La antológica de 200 obras del museo de Bilbao prescinde del mito que el artista creó de sí mismo

El Museo Guggenheim de Bilbao inauguró ayer la exposición Jorge Oteiza: mito y modernidad, un proyecto frustrado anteriormente por el propio escultor que aspira a situar su obra en una perspectiva internacional, lejos del personaje de artista aislado, polémico y contradictorio que él mismo alimentó durante toda su vida. Dos centenares de obras muestran la trayectoria experimental de un escultor de escala humana y modesta, que manejó la masa y el vacío. "Se trata de poner a Oteiza en su medida, una inmensa medida", dijo el artista Txomin Badiola, uno de los comisarios de la exposición.

Jorge Oteiza (Orio, 1908-San Sebastián, 2003) vivió empeñado en crear el mito de artista vasco aislado, rechazó la entrada en los canales de comercialización del arte y acabó peleado con quienes defendieron la difusión de su obra.
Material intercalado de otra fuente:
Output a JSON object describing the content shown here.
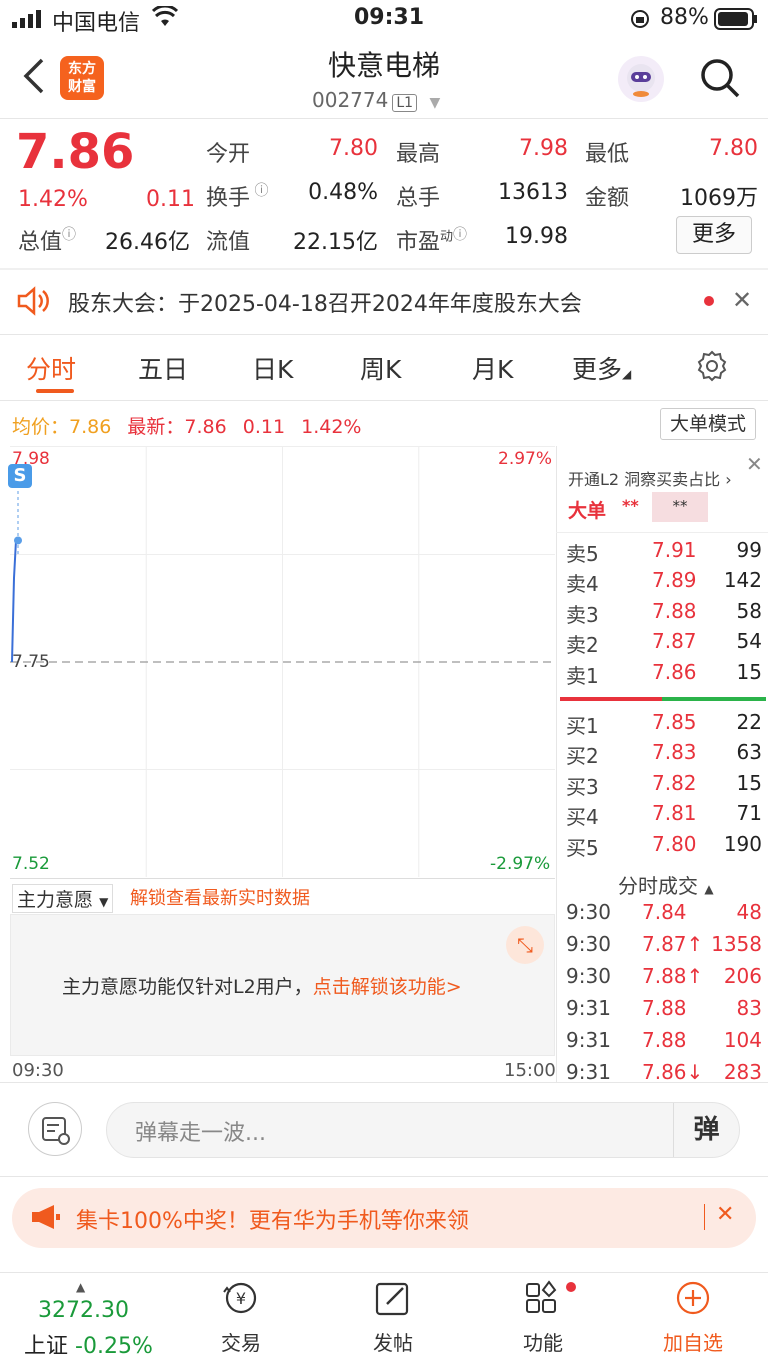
{
  "status_bar": {
    "carrier": "中国电信",
    "time": "09:31",
    "battery": "88%"
  },
  "header": {
    "logo_text_line1": "东方",
    "logo_text_line2": "财富",
    "stock_name": "快意电梯",
    "stock_code": "002774",
    "level_badge": "L1"
  },
  "quote": {
    "price": "7.86",
    "change_pct": "1.42%",
    "change": "0.11",
    "open_label": "今开",
    "open": "7.80",
    "high_label": "最高",
    "high": "7.98",
    "low_label": "最低",
    "low": "7.80",
    "turnover_label": "换手",
    "turnover": "0.48%",
    "volume_label": "总手",
    "volume": "13613",
    "amount_label": "金额",
    "amount": "1069万",
    "mktcap_label": "总值",
    "mktcap": "26.46亿",
    "float_label": "流值",
    "float_cap": "22.15亿",
    "pe_label": "市盈",
    "pe_sup": "动",
    "pe": "19.98",
    "more_button": "更多"
  },
  "notice": {
    "text": "股东大会：于2025-04-18召开2024年年度股东大会"
  },
  "tabs": [
    "分时",
    "五日",
    "日K",
    "周K",
    "月K",
    "更多"
  ],
  "info_line": {
    "avg_label": "均价：",
    "avg": "7.86",
    "latest_label": "最新：",
    "latest": "7.86",
    "chg": "0.11",
    "chg_pct": "1.42%",
    "mode_button": "大单模式"
  },
  "chart_data": {
    "type": "line",
    "y_top_label": "7.98",
    "y_mid_label": "7.75",
    "y_bottom_label": "7.52",
    "pct_top_label": "2.97%",
    "pct_bottom_label": "-2.97%",
    "x_start_label": "09:30",
    "x_end_label": "15:00",
    "ylim": [
      7.52,
      7.98
    ],
    "series": [
      {
        "values": [
          7.75,
          7.84,
          7.88
        ]
      }
    ]
  },
  "l2_panel": {
    "promo": "开通L2 洞察买卖占比",
    "big_order_label": "大单",
    "big_order_value": "**",
    "big_order_value2": "**"
  },
  "order_book": {
    "asks": [
      {
        "label": "卖5",
        "price": "7.91",
        "vol": "99"
      },
      {
        "label": "卖4",
        "price": "7.89",
        "vol": "142"
      },
      {
        "label": "卖3",
        "price": "7.88",
        "vol": "58"
      },
      {
        "label": "卖2",
        "price": "7.87",
        "vol": "54"
      },
      {
        "label": "卖1",
        "price": "7.86",
        "vol": "15"
      }
    ],
    "bids": [
      {
        "label": "买1",
        "price": "7.85",
        "vol": "22"
      },
      {
        "label": "买2",
        "price": "7.83",
        "vol": "63"
      },
      {
        "label": "买3",
        "price": "7.82",
        "vol": "15"
      },
      {
        "label": "买4",
        "price": "7.81",
        "vol": "71"
      },
      {
        "label": "买5",
        "price": "7.80",
        "vol": "190"
      }
    ]
  },
  "trades": {
    "title": "分时成交",
    "rows": [
      {
        "time": "9:30",
        "price": "7.84",
        "vol": "48"
      },
      {
        "time": "9:30",
        "price": "7.87↑",
        "vol": "1358"
      },
      {
        "time": "9:30",
        "price": "7.88↑",
        "vol": "206"
      },
      {
        "time": "9:31",
        "price": "7.88",
        "vol": "83"
      },
      {
        "time": "9:31",
        "price": "7.88",
        "vol": "104"
      },
      {
        "time": "9:31",
        "price": "7.86↓",
        "vol": "283"
      }
    ]
  },
  "main_force": {
    "dropdown": "主力意愿",
    "unlock_link": "解锁查看最新实时数据",
    "message": "主力意愿功能仅针对L2用户，",
    "message_link": "点击解锁该功能>"
  },
  "danmu": {
    "placeholder": "弹幕走一波...",
    "button": "弹"
  },
  "promo_banner": {
    "text": "集卡100%中奖！更有华为手机等你来领"
  },
  "bottom_nav": {
    "index_value": "3272.30",
    "index_name": "上证",
    "index_change": "-0.25%",
    "items": [
      "交易",
      "发帖",
      "功能",
      "加自选"
    ]
  }
}
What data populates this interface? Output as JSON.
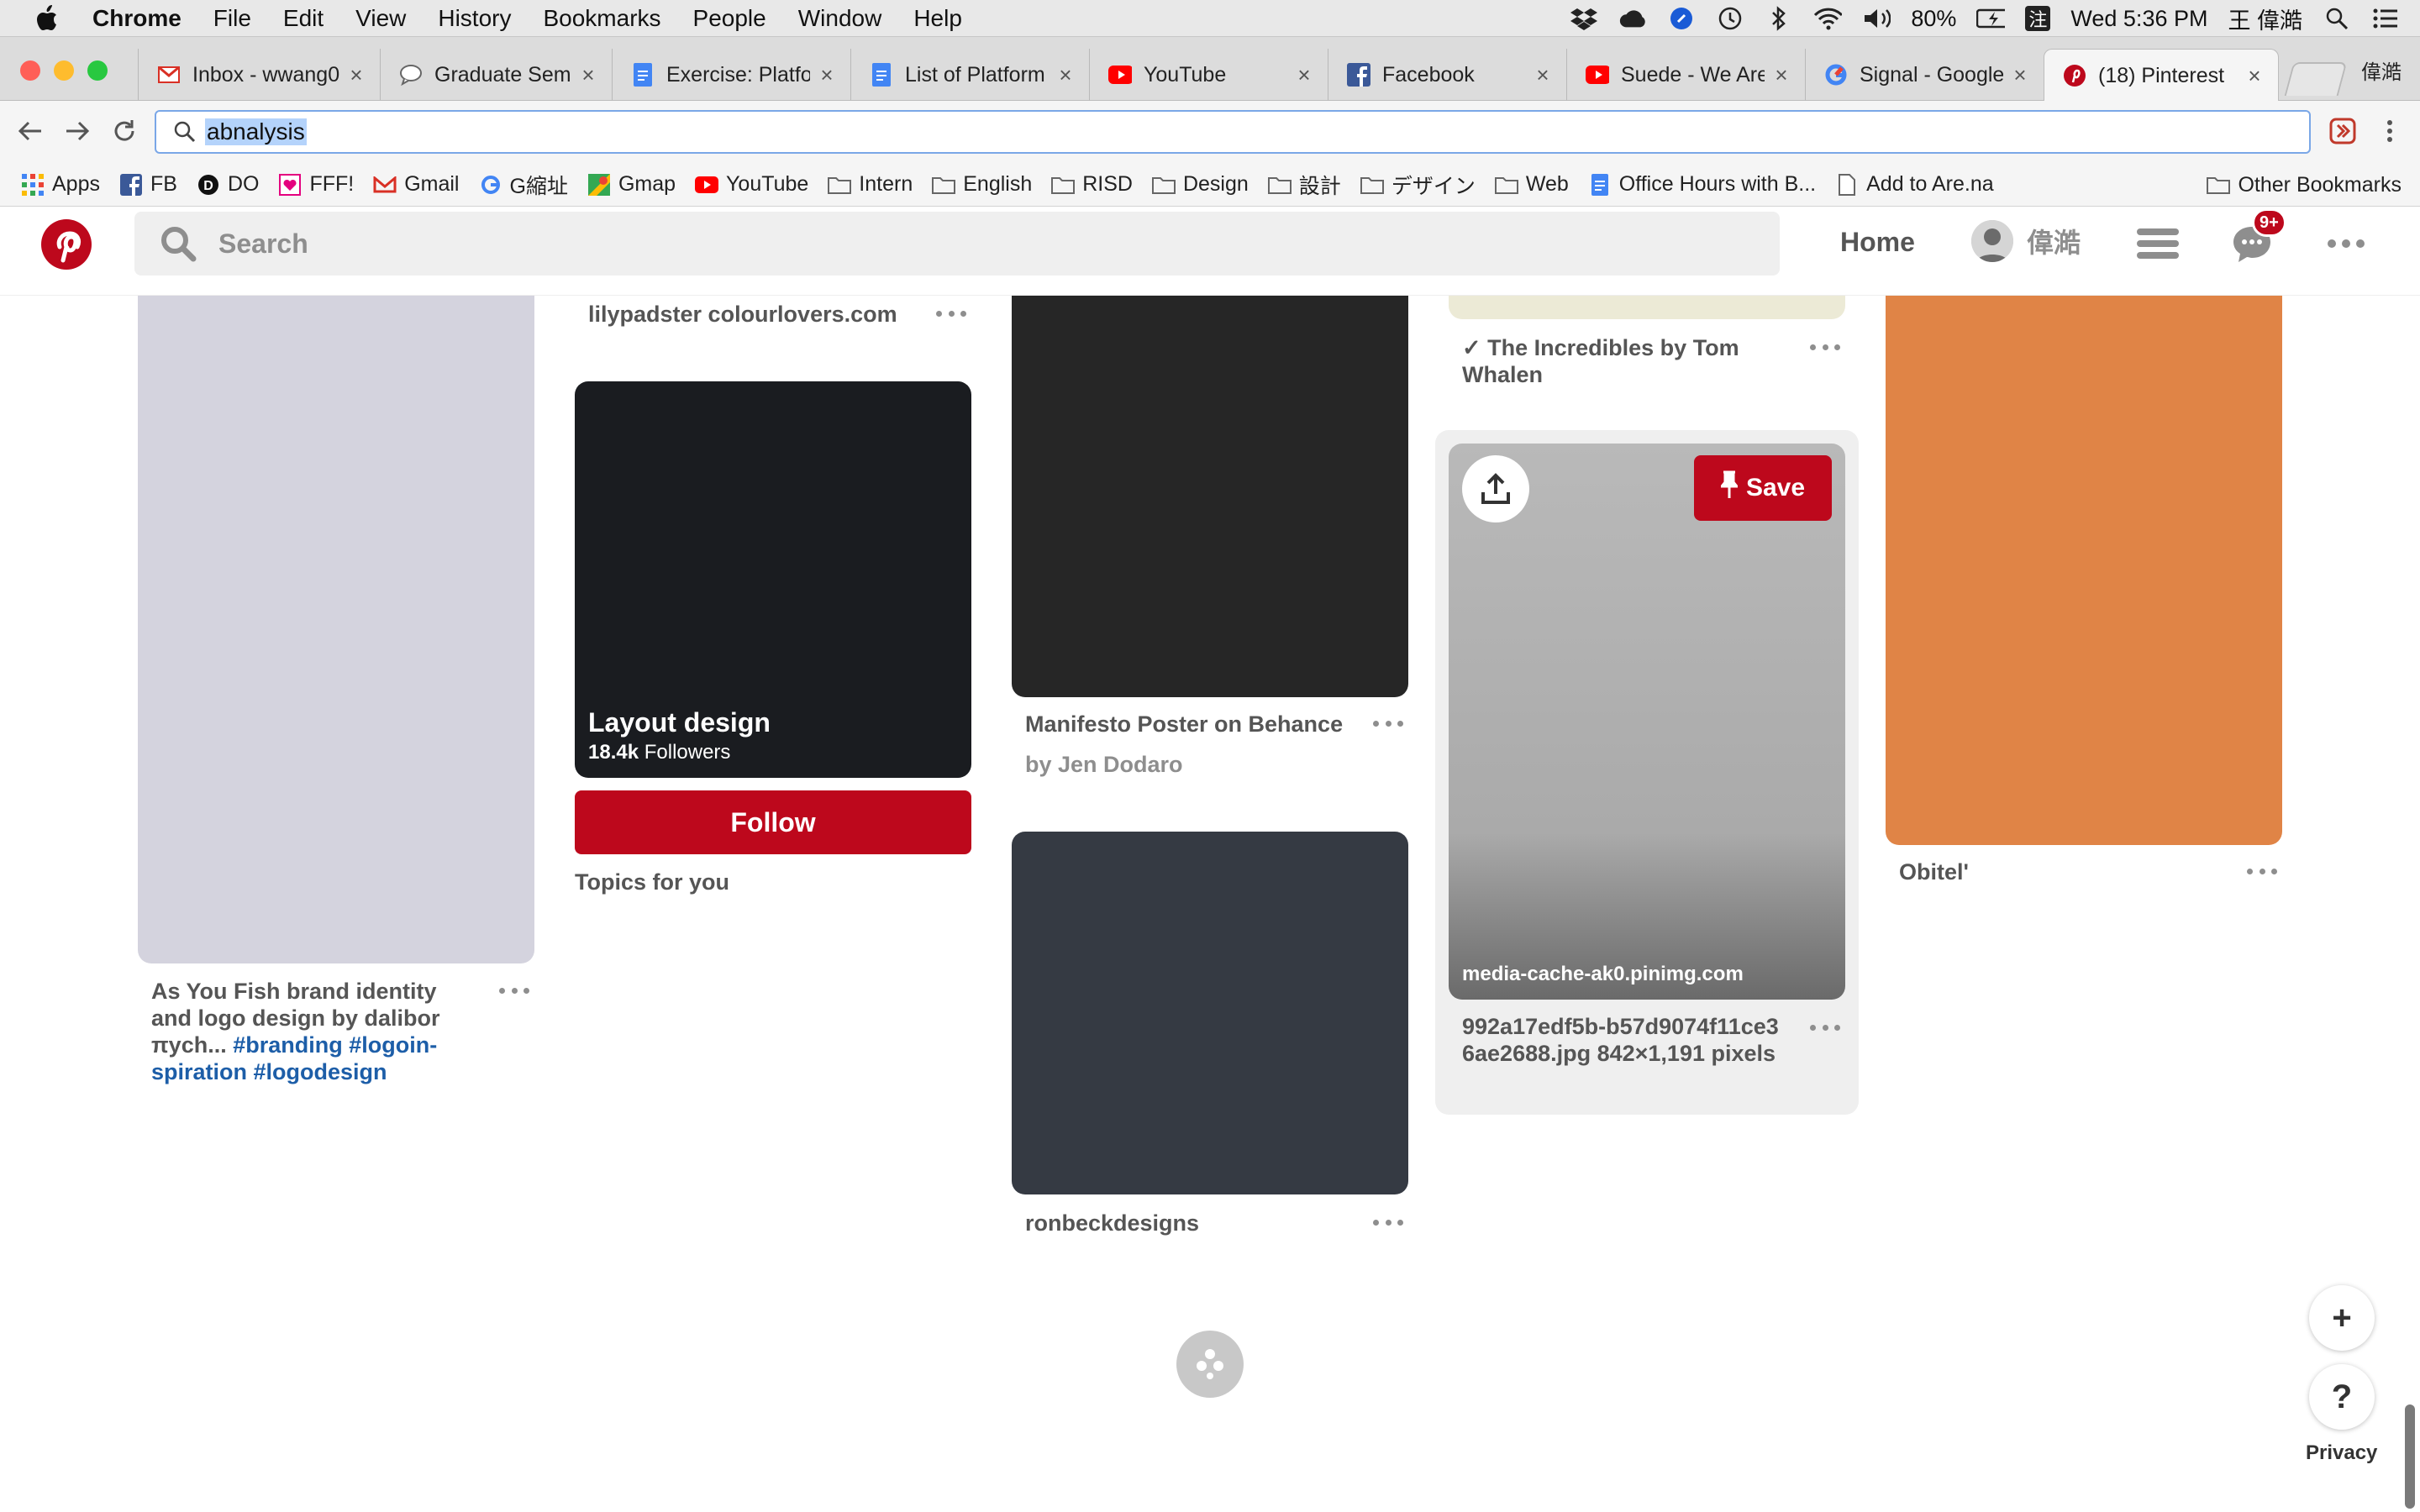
{
  "menubar": {
    "app": "Chrome",
    "items": [
      "File",
      "Edit",
      "View",
      "History",
      "Bookmarks",
      "People",
      "Window",
      "Help"
    ],
    "battery": "80%",
    "input_method": "注",
    "clock": "Wed 5:36 PM",
    "user": "王 偉澔"
  },
  "tabs": [
    {
      "title": "Inbox - wwang0",
      "icon": "gmail-icon"
    },
    {
      "title": "Graduate Semin",
      "icon": "chat-bubble-icon"
    },
    {
      "title": "Exercise: Platfo",
      "icon": "docs-icon"
    },
    {
      "title": "List of Platform",
      "icon": "docs-icon"
    },
    {
      "title": "YouTube",
      "icon": "youtube-icon"
    },
    {
      "title": "Facebook",
      "icon": "facebook-icon"
    },
    {
      "title": "Suede - We Are",
      "icon": "youtube-icon"
    },
    {
      "title": "Signal - Google",
      "icon": "google-icon"
    },
    {
      "title": "(18) Pinterest",
      "icon": "pinterest-icon",
      "active": true
    }
  ],
  "profile_label": "偉澔",
  "omnibox": {
    "value": "abnalysis"
  },
  "bookmarks": [
    {
      "label": "Apps",
      "icon": "apps-grid-icon"
    },
    {
      "label": "FB",
      "icon": "facebook-icon"
    },
    {
      "label": "DO",
      "icon": "do-icon"
    },
    {
      "label": "FFF!",
      "icon": "fff-icon"
    },
    {
      "label": "Gmail",
      "icon": "gmail-icon"
    },
    {
      "label": "G縮址",
      "icon": "google-icon"
    },
    {
      "label": "Gmap",
      "icon": "maps-icon"
    },
    {
      "label": "YouTube",
      "icon": "youtube-icon"
    },
    {
      "label": "Intern",
      "icon": "folder-icon"
    },
    {
      "label": "English",
      "icon": "folder-icon"
    },
    {
      "label": "RISD",
      "icon": "folder-icon"
    },
    {
      "label": "Design",
      "icon": "folder-icon"
    },
    {
      "label": "設計",
      "icon": "folder-icon"
    },
    {
      "label": "デザイン",
      "icon": "folder-icon"
    },
    {
      "label": "Web",
      "icon": "folder-icon"
    },
    {
      "label": "Office Hours with B...",
      "icon": "docs-icon"
    },
    {
      "label": "Add to Are.na",
      "icon": "page-icon"
    }
  ],
  "other_bookmarks": "Other Bookmarks",
  "pinterest": {
    "search_placeholder": "Search",
    "home": "Home",
    "username": "偉澔",
    "badge": "9+",
    "brand_color": "#bd081c"
  },
  "pins": {
    "col1": {
      "title_plain": "As You Fish brand identity and logo design by dalibor πych...",
      "tags": "#branding #logoin-spiration #logodesign"
    },
    "col2_caption": "lilypadster colourlovers.com",
    "topic": {
      "name": "Layout design",
      "count": "18.4k",
      "count_label": "Followers",
      "follow": "Follow",
      "section": "Topics for you"
    },
    "col3a": {
      "title": "Manifesto Poster on Behance",
      "by": "by Jen Dodaro"
    },
    "col3b": {
      "title": "ronbeckdesigns"
    },
    "col4a": {
      "title": "✓ The Incredibles by Tom Whalen"
    },
    "col4b": {
      "source": "media-cache-ak0.pinimg.com",
      "save": "Save",
      "title": "992a17edf5b-b57d9074f11ce36ae2688.jpg 842×1,191 pixels"
    },
    "col5": {
      "title": "Obitel'"
    }
  },
  "fab": {
    "plus": "+",
    "help": "?",
    "privacy": "Privacy"
  }
}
La exposición que ahora, año y medio después de su muerte, presenta el Guggenheim quiere despojar su obra del peso de una personalidad arrolladora y de las facetas de agitador social y político para recuperar el valor de su escultura. "Ante Oteiza no eres indiferente: estás con él o contra él", advirtió la conservadora estadounidense Margit Rowell, organizadora de la exposición junto a Badiola. "Hemos situado a Oteiza lejos del mito que el creó para sí mismo y lo hemos colocado en un escenario internacional". Oteiza: mito y modernidad estará abierta al público en Bilbao hasta el 9 de enero de 2005. El próximo febrero será inaugurada en el Reina Sofía, en Madrid, y está previsto que a mediados de 2005 se presente en el Guggenheim de Nueva York.

Rowell destacó que Oteiza realizó la parte esencial de trabajo en poco más de 10 años, concentrado en la década de los cincuenta, y que culminó con el premio de la Bienal de São Paulo en 1957, dos años antes de que decidiera abandonar la escultura al sentir agotado el proceso de experimentación. Las obras reunidas en la exposición -cerca de 169 esculturas y una colección de 40 dibujos y collages inéditos- sorprenden por su pequeño formato, en contraste con las obras públicas de grandes dimensiones que en los últimos años ha sido salido a la calle, especialmente en el País Vasco. "La escala de Oteiza es humana", subrayó Rowell. "Es un sentido de la escala modesta, poco frecuente en los escultores". Badiola reforzó esa opinión. "Oteiza no es un escultor que pone esculturas en enormes en plazas", aseguró. "Él decía: 'País de monumentos, país de enanos'. No ha sido responsable de lo ocurrido debido a su edad". Badiola, discípulo de Oteiza en sus años de formación, fue también responsable de la antológica de Oteiza que pudo verse en 1988 en Madrid, Barcelona y Bilbao. El comisario afirmó que la exposición era "urgente y necesaria" para recuperar el interés por Oteiza y generar una profundización en su escultura y sus escritos. Con la muestra pretenden, añadió, "poner a Oteiza en su medida, una inmensa medida, rescatándole de los territorios en los que últimamente ha estado". Badiola se refería, sin citarlo, a las reediciones de las esculturas de Oteiza, los cambios de escala y los conflictos surgidos en el entorno de Oteiza y en la fundación que gestiona su legado.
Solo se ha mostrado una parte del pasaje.